Volatility is not all bad. Volatility helps with dollar-cost averaging in the long run. However, if a stock is too volatile, it can affect your portfolio performance. One minute it’s up, the next minute, your gains have been wiped. Think of it as mood swings. You want fewer mood swings. 

Look at the past performance of the stock to assess the volatility and also see the trend – is it volatile but has an upward trend? Downward trend? Flat? Remember, the point is to make more money. So avoid taking unnecessary risks wherever possible.


Reinvesting dividends can give you a higher total return

Dividends are income gained from holding stock. If the stock is a cow, dividends are milk. You can either drink (spend) the milk or save and sell (reinvest) the milk to buy another cow. 

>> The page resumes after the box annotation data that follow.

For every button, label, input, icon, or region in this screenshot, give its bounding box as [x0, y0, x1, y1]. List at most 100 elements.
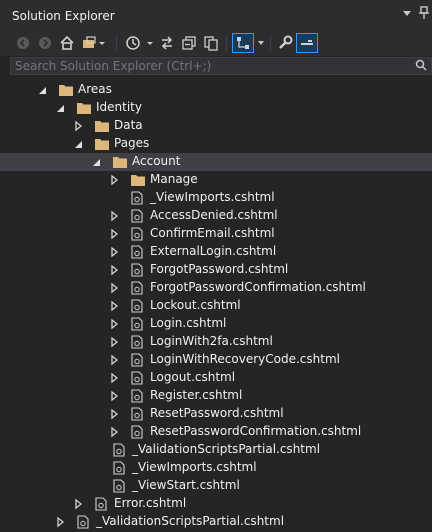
folder-icon — [130, 173, 146, 187]
tree-folder-item[interactable]: Account — [0, 153, 432, 171]
tree-item-label: _ViewStart.cshtml — [132, 478, 240, 492]
razor-file-icon — [130, 371, 146, 385]
tree-item-label: ResetPasswordConfirmation.cshtml — [150, 424, 362, 438]
collapsed-arrow-icon[interactable] — [110, 390, 120, 402]
razor-file-icon — [130, 227, 146, 241]
tree-item-label: _ViewImports.cshtml — [132, 460, 257, 474]
folder-icon — [58, 83, 74, 97]
tree-file-item[interactable]: LoginWith2fa.cshtml — [0, 333, 432, 351]
tree-folder-item[interactable]: Pages — [0, 135, 432, 153]
tree-file-item[interactable]: ResetPasswordConfirmation.cshtml — [0, 423, 432, 441]
razor-file-icon — [130, 425, 146, 439]
expanded-arrow-icon[interactable] — [92, 156, 102, 168]
tree-file-item[interactable]: Lockout.cshtml — [0, 297, 432, 315]
panel-title: Solution Explorer — [12, 9, 115, 23]
tree-folder-item[interactable]: Manage — [0, 171, 432, 189]
tree-file-item[interactable]: _ValidationScriptsPartial.cshtml — [0, 441, 432, 459]
pending-changes-filter-icon[interactable] — [124, 33, 156, 53]
collapsed-arrow-icon[interactable] — [110, 228, 120, 240]
tree-file-item[interactable]: LoginWithRecoveryCode.cshtml — [0, 351, 432, 369]
tree-folder-item[interactable]: Identity — [0, 99, 432, 117]
tree-item-label: Register.cshtml — [150, 388, 243, 402]
expanded-arrow-icon[interactable] — [38, 84, 48, 96]
tree-file-item[interactable]: Register.cshtml — [0, 387, 432, 405]
expanded-arrow-icon[interactable] — [74, 138, 84, 150]
tree-file-item[interactable]: ConfirmEmail.cshtml — [0, 225, 432, 243]
expanded-arrow-icon[interactable] — [56, 102, 66, 114]
razor-file-icon — [130, 209, 146, 223]
razor-file-icon — [112, 479, 128, 493]
tree-file-item[interactable]: _ViewImports.cshtml — [0, 189, 432, 207]
show-all-files-icon[interactable] — [202, 33, 220, 53]
razor-file-icon — [130, 263, 146, 277]
tree-file-item[interactable]: _ViewStart.cshtml — [0, 477, 432, 495]
razor-file-icon — [130, 245, 146, 259]
collapsed-arrow-icon[interactable] — [110, 282, 120, 294]
solution-explorer-toolbar — [0, 30, 432, 56]
folder-icon — [112, 155, 128, 169]
pin-icon[interactable] — [418, 6, 430, 23]
search-input[interactable] — [11, 58, 409, 74]
razor-file-icon — [130, 407, 146, 421]
collapsed-arrow-icon[interactable] — [110, 246, 120, 258]
tree-item-label: Identity — [96, 100, 142, 114]
tree-item-label: Areas — [78, 82, 112, 96]
tree-item-label: AccessDenied.cshtml — [150, 208, 278, 222]
tree-item-label: Pages — [114, 136, 150, 150]
tree-item-label: LoginWith2fa.cshtml — [150, 334, 273, 348]
collapsed-arrow-icon[interactable] — [74, 498, 84, 510]
search-box[interactable] — [10, 57, 432, 75]
home-icon[interactable] — [58, 33, 76, 53]
collapsed-arrow-icon[interactable] — [110, 300, 120, 312]
tree-file-item[interactable]: Error.cshtml — [0, 495, 432, 513]
collapsed-arrow-icon[interactable] — [110, 318, 120, 330]
tree-item-label: Data — [114, 118, 143, 132]
collapsed-arrow-icon[interactable] — [56, 516, 66, 528]
tree-file-item[interactable]: ResetPassword.cshtml — [0, 405, 432, 423]
razor-file-icon — [130, 335, 146, 349]
razor-file-icon — [130, 317, 146, 331]
collapsed-arrow-icon[interactable] — [110, 210, 120, 222]
tree-file-item[interactable]: _ViewImports.cshtml — [0, 459, 432, 477]
forward-arrow-icon[interactable] — [36, 33, 54, 53]
sync-with-active-document-icon[interactable] — [158, 33, 176, 53]
collapsed-arrow-icon[interactable] — [110, 372, 120, 384]
switch-views-icon[interactable] — [80, 33, 108, 53]
collapsed-arrow-icon[interactable] — [110, 354, 120, 366]
razor-file-icon — [130, 389, 146, 403]
preview-selected-items-icon[interactable] — [296, 33, 318, 53]
tree-file-item[interactable]: ForgotPassword.cshtml — [0, 261, 432, 279]
razor-file-icon — [130, 353, 146, 367]
track-active-item-button[interactable] — [232, 33, 254, 53]
tree-file-item[interactable]: Logout.cshtml — [0, 369, 432, 387]
collapsed-arrow-icon[interactable] — [110, 408, 120, 420]
tree-item-label: ExternalLogin.cshtml — [150, 244, 277, 258]
tree-folder-item[interactable]: Data — [0, 117, 432, 135]
tree-file-item[interactable]: AccessDenied.cshtml — [0, 207, 432, 225]
collapsed-arrow-icon[interactable] — [110, 336, 120, 348]
collapsed-arrow-icon[interactable] — [74, 120, 84, 132]
razor-file-icon — [112, 443, 128, 457]
chevron-down-icon[interactable] — [255, 33, 267, 53]
properties-wrench-icon[interactable] — [276, 33, 294, 53]
tree-item-label: _ValidationScriptsPartial.cshtml — [132, 442, 321, 456]
tree-file-item[interactable]: ForgotPasswordConfirmation.cshtml — [0, 279, 432, 297]
tree-file-item[interactable]: Login.cshtml — [0, 315, 432, 333]
collapse-all-icon[interactable] — [180, 33, 198, 53]
tree-item-label: ResetPassword.cshtml — [150, 406, 284, 420]
search-icon[interactable] — [415, 58, 427, 75]
tree-item-label: ForgotPasswordConfirmation.cshtml — [150, 280, 366, 294]
collapsed-arrow-icon[interactable] — [110, 174, 120, 186]
razor-file-icon — [112, 461, 128, 475]
tree-item-label: ForgotPassword.cshtml — [150, 262, 289, 276]
tree-file-item[interactable]: ExternalLogin.cshtml — [0, 243, 432, 261]
back-arrow-icon[interactable] — [14, 33, 32, 53]
collapsed-arrow-icon[interactable] — [110, 426, 120, 438]
razor-file-icon — [76, 515, 92, 529]
tree-folder-item[interactable]: Areas — [0, 81, 432, 99]
collapsed-arrow-icon[interactable] — [110, 264, 120, 276]
tree-file-item[interactable]: _ValidationScriptsPartial.cshtml — [0, 513, 432, 531]
razor-file-icon — [130, 299, 146, 313]
tree-item-label: ConfirmEmail.cshtml — [150, 226, 275, 240]
window-dropdown-icon[interactable] — [402, 6, 412, 23]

For example, if in the first year of holding a stock, it paid you a $0.10 dividend per share, and you own 10,000 shares, then that means you got $1,000 that year. If in the second year, it paid a dividend of $0.08 per share, then you got $800; and so on and so forth.

If you are someone who wants income, then look for a good dividend-paying stock. Look at the company’s dividend payment history to see how stable the payments have been.

Dividends are also a good signal of cash flow strength: “We are doing so well that we can afford to give our investors back some money.”

There are two types of stock returns – dividends and capital appreciation. Paying attention to dividends can satisfy your need for income or higher returns through reinvestments. Remember, though, that the company needs to have good earnings, good management, acceptable levels of debt, not-too-high volatility, and be positioned well in its industry for you to get good capital gains.

Do your research

Investing is a personal thing. Knowing what you want – capital appreciation vs dividends; local equity vs international equity; diversification vs concentration; etc. – is a good starting point to help you to decide which company’s stock is good for you.